L’UE condanna ASL e ospedali italiani per i ritardi nei pagamenti ai fornitori

Una sentenza della Corte di Giustizia Europea ha condannato l’Italia per inadempienza alla direttiva 2011/7/Ue sui tempi di pagamento nelle transazioni commerciali, ribadendo che Asl e ospedali italiani devono saldare i loro fornitori – farmacie, aziende farmaceutiche, produttori di device e via di seguito – non oltre il limite tassativo di 60 giorni dall’arrivo della fattura.

La decisione accoglie il ricorso presentato nel dicembre 2017 dalla Commissione europea, che aveva deferito l’Italia davanti alla giustizia comunitaria dopo una lunga procedura avviata nel 2014 con la messa in mora ufficiale per violazione della direttiva: la normativa, recepita nel nostro Paese con il d.lgs 192/2012, disciplina «tutte le transazioni commerciali a prescindere dal fatto che siano effettuate tra imprese pubbliche o private ovvero tra imprese e amministrazioni pubbliche» e obbliga gli Stati membri a far sì che «nelle transazioni commerciali in cui il debitore è una pubblica amministrazione» il periodo di pagamento non superi i trenta giorni dal ricevimento della fattura o «un massimo di sessanta giorni per gli enti pubblici che forniscono assistenza sanitaria».

Nel proprio ricorso, la Commissione europea motiva il deferimento dell’Italia con i dati forniti dal governo di Roma nell’ambito della procedura: in media, dice la relazione inviata dal nostro Paese nel dicembre 2016, i tempi di pagamento delle pubbliche amministrazioni ammontano nella prima metà di quell’anno a 50 giorni. Tuttavia, la Commissione non sembra prestare piena fede a tali numeri citando, nel dibattimento davanti alla Corte di giustizia, anche altre fonti: uno studio di Confartigianato riferisce tempi medi di pagamento attorno ai 99 giorni; una ricerca di Assobiomedica stima in 145 giorni il ritardo con cui il SSN salda le aziende associate; un’indagine de Il Sole 24 Ore denuncia tempi medi di pagamento di 687 giorni da parte delle aziende sanitarie e ospedaliere.

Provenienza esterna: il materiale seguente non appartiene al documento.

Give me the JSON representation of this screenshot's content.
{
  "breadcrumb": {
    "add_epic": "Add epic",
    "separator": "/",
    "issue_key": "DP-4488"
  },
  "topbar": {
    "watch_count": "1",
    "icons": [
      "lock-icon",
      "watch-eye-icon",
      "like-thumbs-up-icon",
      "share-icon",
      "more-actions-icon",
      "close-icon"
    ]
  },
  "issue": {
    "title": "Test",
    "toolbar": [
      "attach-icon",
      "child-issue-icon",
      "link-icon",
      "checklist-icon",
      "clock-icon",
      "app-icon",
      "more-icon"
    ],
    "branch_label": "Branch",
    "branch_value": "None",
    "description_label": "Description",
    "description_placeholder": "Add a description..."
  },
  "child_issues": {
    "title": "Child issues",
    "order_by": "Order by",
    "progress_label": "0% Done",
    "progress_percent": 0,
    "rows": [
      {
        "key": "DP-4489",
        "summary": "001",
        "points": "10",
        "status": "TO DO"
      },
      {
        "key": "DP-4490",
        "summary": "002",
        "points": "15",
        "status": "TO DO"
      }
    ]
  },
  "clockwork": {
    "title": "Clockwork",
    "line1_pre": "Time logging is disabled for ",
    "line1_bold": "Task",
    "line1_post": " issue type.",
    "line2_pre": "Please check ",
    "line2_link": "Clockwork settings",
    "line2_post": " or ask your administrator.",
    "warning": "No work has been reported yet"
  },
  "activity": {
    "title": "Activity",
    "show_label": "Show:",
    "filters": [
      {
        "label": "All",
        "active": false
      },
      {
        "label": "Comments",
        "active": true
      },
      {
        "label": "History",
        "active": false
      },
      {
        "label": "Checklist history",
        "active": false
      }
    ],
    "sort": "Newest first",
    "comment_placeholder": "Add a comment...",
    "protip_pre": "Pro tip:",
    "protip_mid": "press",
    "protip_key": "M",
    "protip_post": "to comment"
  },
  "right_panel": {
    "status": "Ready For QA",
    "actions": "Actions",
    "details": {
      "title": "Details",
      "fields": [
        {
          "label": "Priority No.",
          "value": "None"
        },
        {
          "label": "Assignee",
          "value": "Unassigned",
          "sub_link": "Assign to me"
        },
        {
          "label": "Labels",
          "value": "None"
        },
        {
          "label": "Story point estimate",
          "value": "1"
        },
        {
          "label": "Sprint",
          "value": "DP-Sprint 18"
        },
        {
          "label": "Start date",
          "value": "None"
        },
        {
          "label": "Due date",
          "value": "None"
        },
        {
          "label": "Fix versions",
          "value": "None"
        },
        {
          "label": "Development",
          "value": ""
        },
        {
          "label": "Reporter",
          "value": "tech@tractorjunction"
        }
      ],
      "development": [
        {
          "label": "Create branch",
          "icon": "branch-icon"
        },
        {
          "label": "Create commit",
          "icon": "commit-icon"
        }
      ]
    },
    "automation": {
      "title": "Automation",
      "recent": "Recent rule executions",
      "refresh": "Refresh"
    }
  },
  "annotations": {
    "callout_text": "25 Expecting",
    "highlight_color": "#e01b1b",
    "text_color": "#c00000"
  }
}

Il passaggio chiave nella sentenza della Corte di Giustizia Europea sancisce che l’obbligo imposto agli Stati membri dalla direttiva 2011/7/Ue «riguarda il rispetto effettivo dei termini previsti», dal momento che «lo scopo della normativa è quello di contrastare i ritardi dei pagamenti e transazioni commerciali». Ne consegue che la persistenza di tempi di pagamento ai fornitori più lunghi del consentito da parte delle pubbliche amministrazioni italiane denuncia un’inottemperanza agli obblighi comunitari che il governo italiano deve sanare. In caso di mancato adeguamento la Commissione europea deferirà nuovamente il Paese alla Corte di Giustizia, che nell’eventualità di una seconda condanna potrà decidere per l’irrogazione di sanzioni economiche.